I've talked often about the Brubeck part, but I've never disclosed much of the Bach side. Beethoven...there was a music box in my room that played a chimy version of Patetique. I can remember screaming from my baby bed for the baby sitter to reach an arm around the door and pull the string for the fifth time. I must have been about 2. Moonlight Sonata is humanity at it's most sublime. For me, Beethoven just is.

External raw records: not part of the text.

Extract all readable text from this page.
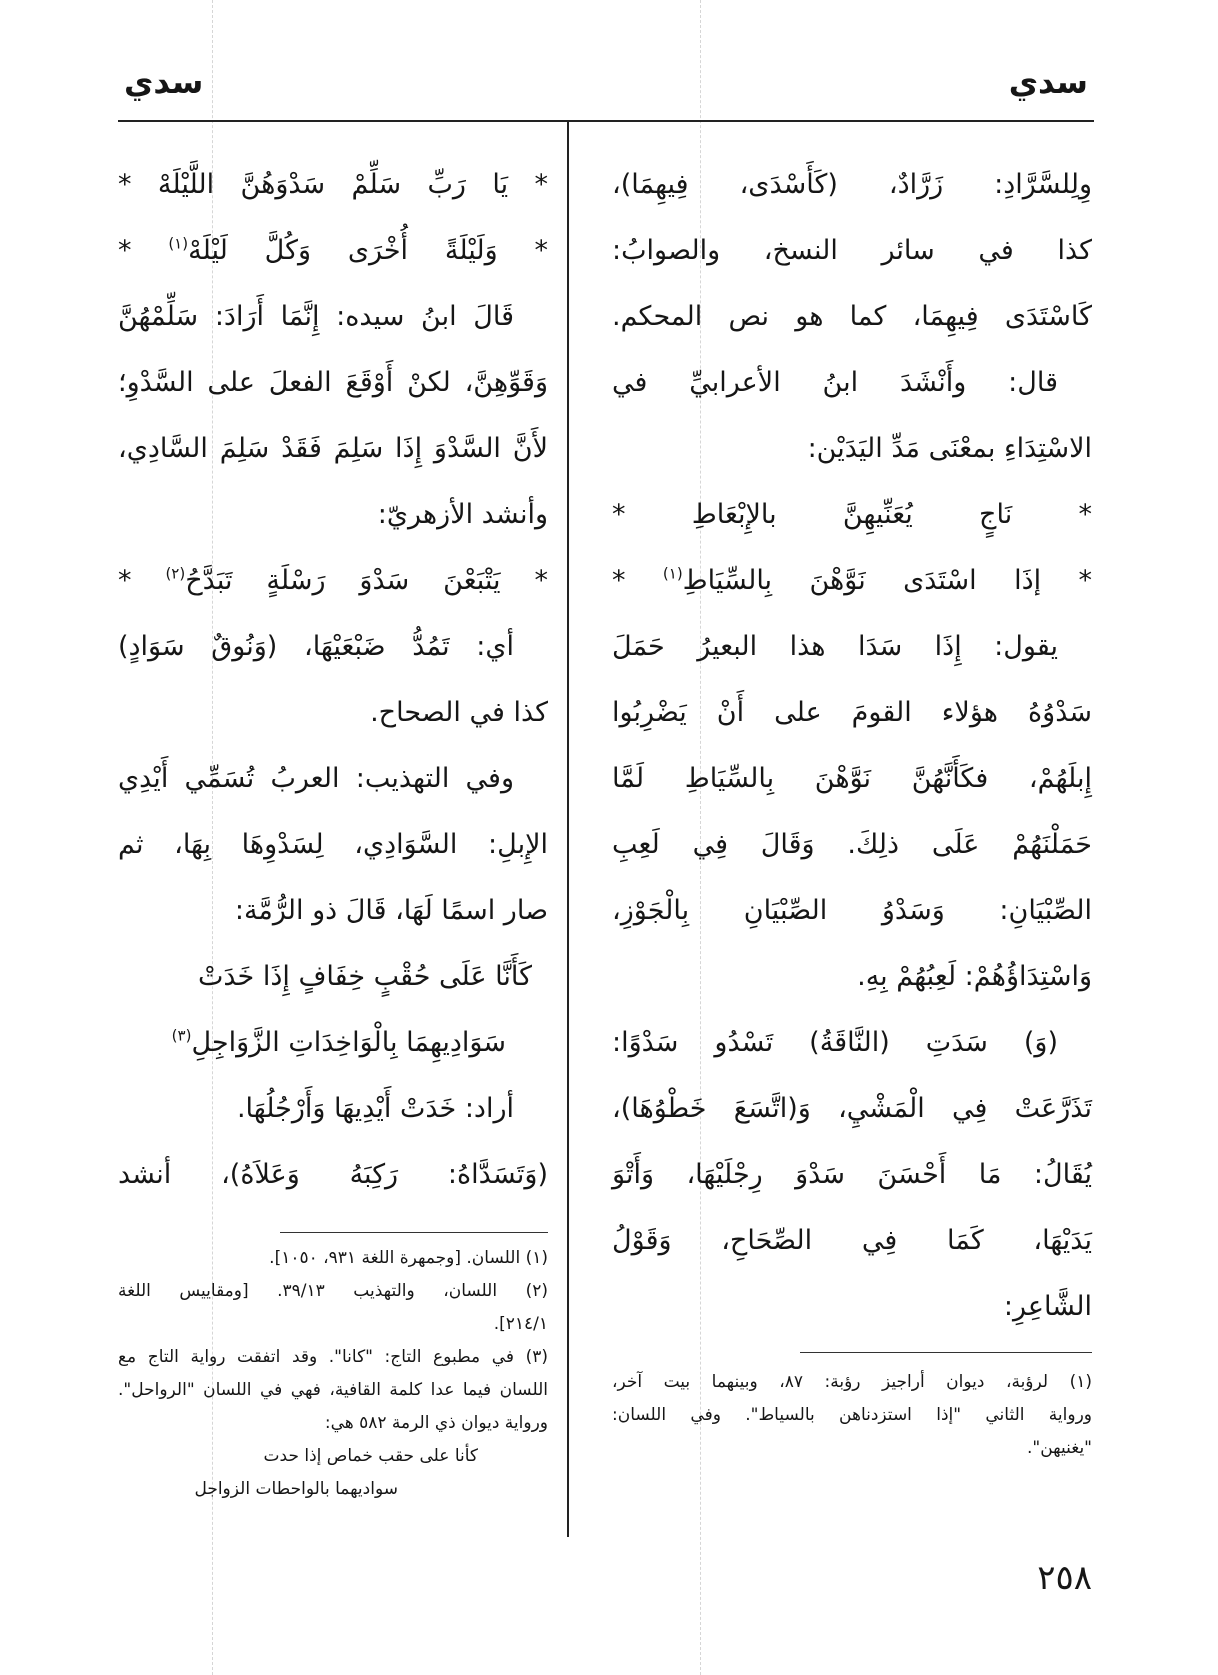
سدي
سدي
وِلِلسَّرَّادِ: زَرَّادٌ، (كَأَسْدَى، فِيهِمَا)،
كذا في سائر النسخ، والصوابُ:
كَاسْتَدَى فِيهِمَا، كما هو نص المحكم.
قال: وأَنْشَدَ ابنُ الأعرابيِّ في
الاسْتِدَاءِ بمعْنَى مَدِّ اليَدَيْن:
* نَاجٍ يُعَنِّيهِنَّ بالإِبْعَاطِ *
* إذَا اسْتَدَى نَوَّهْنَ بِالسِّيَاطِ$^{(١)}$ *
يقول: إِذَا سَدَا هذا البعيرُ حَمَلَ
سَدْوُهُ هؤلاء القومَ على أَنْ يَضْرِبُوا
إِبلَهُمْ، فكَأَنَّهُنَّ نَوَّهْنَ بِالسِّيَاطِ لَمَّا
حَمَلْنَهُمْ عَلَى ذلِكَ. وَقَالَ فِي لَعِبِ
الصِّبْيَانِ: وَسَدْوُ الصِّبْيَانِ بِالْجَوْزِ،
وَاسْتِدَاؤُهُمْ: لَعِبُهُمْ بِهِ.
(وَ) سَدَتِ (النَّاقَةُ) تَسْدُو سَدْوًا:
تَذَرَّعَتْ فِي الْمَشْيِ، وَ(اتَّسَعَ خَطْوُهَا)،
يُقَالُ: مَا أَحْسَنَ سَدْوَ رِجْلَيْهَا، وَأَتْوَ
يَدَيْهَا، كَمَا فِي الصِّحَاحِ، وَقَوْلُ
الشَّاعِرِ:
(١) لرؤبة، ديوان أراجيز رؤبة: ٨٧، وبينهما بيت آخر،
ورواية الثاني "إذا استزدناهن بالسياط". وفي اللسان:
"يغنيهن".
* يَا رَبِّ سَلِّمْ سَدْوَهُنَّ اللَّيْلَهْ *
* وَلَيْلَةً أُخْرَى وَكُلَّ لَيْلَهْ$^{(١)}$ *
قَالَ ابنُ سيده: إِنَّمَا أَرَادَ: سَلِّمْهُنَّ
وَقَوِّهِنَّ، لكنْ أَوْقَعَ الفعلَ على السَّدْوِ؛
لأَنَّ السَّدْوَ إِذَا سَلِمَ فَقَدْ سَلِمَ السَّادِي،
وأنشد الأزهريّ:
* يَتْبَعْنَ سَدْوَ رَسْلَةٍ تَبَدَّحُ$^{(٢)}$ *
أي: تَمُدُّ ضَبْعَيْهَا، (وَنُوقٌ سَوَادٍ)
كذا في الصحاح.
وفي التهذيب: العربُ تُسَمِّي أَيْدِي
الإِبلِ: السَّوَادِي، لِسَدْوِهَا بِهَا، ثم
صار اسمًا لَهَا، قَالَ ذو الرُّمَّة:
كَأَنَّا عَلَى حُقْبٍ خِفَافٍ إِذَا خَدَتْ
سَوَادِيهِمَا بِالْوَاخِدَاتِ الزَّوَاجِلِ$^{(٣)}$
أراد: خَدَتْ أَيْدِيهَا وَأَرْجُلُهَا.
(وَتَسَدَّاهُ: رَكِبَهُ وَعَلاَهُ)، أنشد
(١) اللسان. [وجمهرة اللغة ٩٣١، ١٠٥٠].
(٢) اللسان، والتهذيب ٣٩/١٣. [ومقاييس اللغة
٢١٤/١].
(٣) في مطبوع التاج: "كانا". وقد اتفقت رواية التاج مع
اللسان فيما عدا كلمة القافية، فهي في اللسان "الرواحل".
ورواية ديوان ذي الرمة ٥٨٢ هي:
كأنا على حقب خماص إذا حدت
سواديهما بالواحطات الزواجل
٢٥٨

Bach on the other hand is tough. I love Bach...for strings...and strings alone. Yo Yo Ma or Joshua Bell playing Bach, and I could just about forget that humans are usually a fear based war loving sort that frequently lack logic or compassion. Bach for organ...that's another story. Not a pretty one. I like crazy circus or movie theater Whirlitzers or a funky solo on a Moog from the 1960's or 70's. Pipe organs, however, are a no go. I listened to too many of them live as a kid. Like people who've had one too many drinks and will go raving mad if they take another, or Inspector Clueseau's boss who devolves into nervous ticks at the mere mention of Peter Seller's famous clumsy character, the sound of a church organ, and I start seeing the benefit of a solitary padded room and meals slid under the door.

Imagination Bodies Forth
(pages 1-2)

But a few days after I realized I still knew Toccata and Fugue in D Minor by heart (in my head, not to play, you understand), I suddenly understood that my work is forever shaped by Bach's compositions. The layers, the parts that move independently or in tandem, the somewhat strange need to put mokume gane, Eastern repousse, and Russian filigree into the same piece, this increasingly complex design agenda of mine is not simply because I have the chops to pull it off. It's because, as lovely as a simple melody can be, it's never enough to consume and fulfill my brain that is so hard wired for counterpoint.

Portrait of Skyler
colored pencil on deerskin vellum
(Creating this portrait gave me the idea for
the repousse bound book.)
Most people have to choose whether to go deeper or wider in their life's work. I always end up doing both. Some days the stress of doing so feels like I will follow in paternal DNA patterns and blow out at a young age (that side of the family is super smart but unfortunately also charter members of the Heart Attack or Stroke by 50 Club). Realizing that what is engaging, mesmerizing actually, about fugues, that they epitomize simultaneously going both deeper and wider with an idea, might just have provided me with the sanity of acceptance. One idea, one motif, turned on its head, played at the same time, over and over, layer upon layer, all together, at once. Bach was onto something. Maybe, so am I.